Segundo ele, a propina deveria ser tratada na negociação com os fiscais estaduais pela senha de ''três quibes com hortelã'', a pedido de diretores da empresa, numa referência à ascendência árabe do lobista. A propina não foi paga.
Gonçalves é um dos suspeitos de ter enviado ilegalmente dinheiro para a Suíça, em conjunto com Rodrigo Silveirinha Corrêa, ex-subsecretário de Administração Tributária no governo Anthony Garotinho (1999 a abril de 2002).
Sufan foi flagrado por um vídeo gravado pela direção da Light, intermediando o pagamento da propina com o assessor da presidência da empresa, José Srur, também ouvido ontem pela CPI. Na fita, ele diz que ficaria com 10% dos US$ 3 milhões.
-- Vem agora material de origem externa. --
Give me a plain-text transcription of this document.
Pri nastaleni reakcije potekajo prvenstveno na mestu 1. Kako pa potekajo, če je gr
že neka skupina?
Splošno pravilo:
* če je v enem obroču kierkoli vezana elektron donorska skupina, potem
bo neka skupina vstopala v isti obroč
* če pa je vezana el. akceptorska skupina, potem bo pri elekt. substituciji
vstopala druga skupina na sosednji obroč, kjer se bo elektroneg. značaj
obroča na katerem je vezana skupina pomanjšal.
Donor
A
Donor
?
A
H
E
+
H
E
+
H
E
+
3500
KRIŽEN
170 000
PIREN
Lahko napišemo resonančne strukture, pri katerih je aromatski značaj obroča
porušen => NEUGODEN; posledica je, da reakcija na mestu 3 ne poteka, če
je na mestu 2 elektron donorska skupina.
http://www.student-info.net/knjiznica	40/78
Em troca, além da interrupção na fiscalização, a Light teria R$ 100 milhões em multas canceladas.
Sufan, que chegou a chorar ontem, disse que foi vítima de uma armação da direção da Light. Afirmou que foi contratado pela empresa, por intermédio de Srur, de quem é amigo há 15 anos, para um serviço de consultoria.
Srur contou outra versão. Negou que tenha contratado Sufan e disse conhecê-lo apenas de vista, porque moram no mesmo bairro.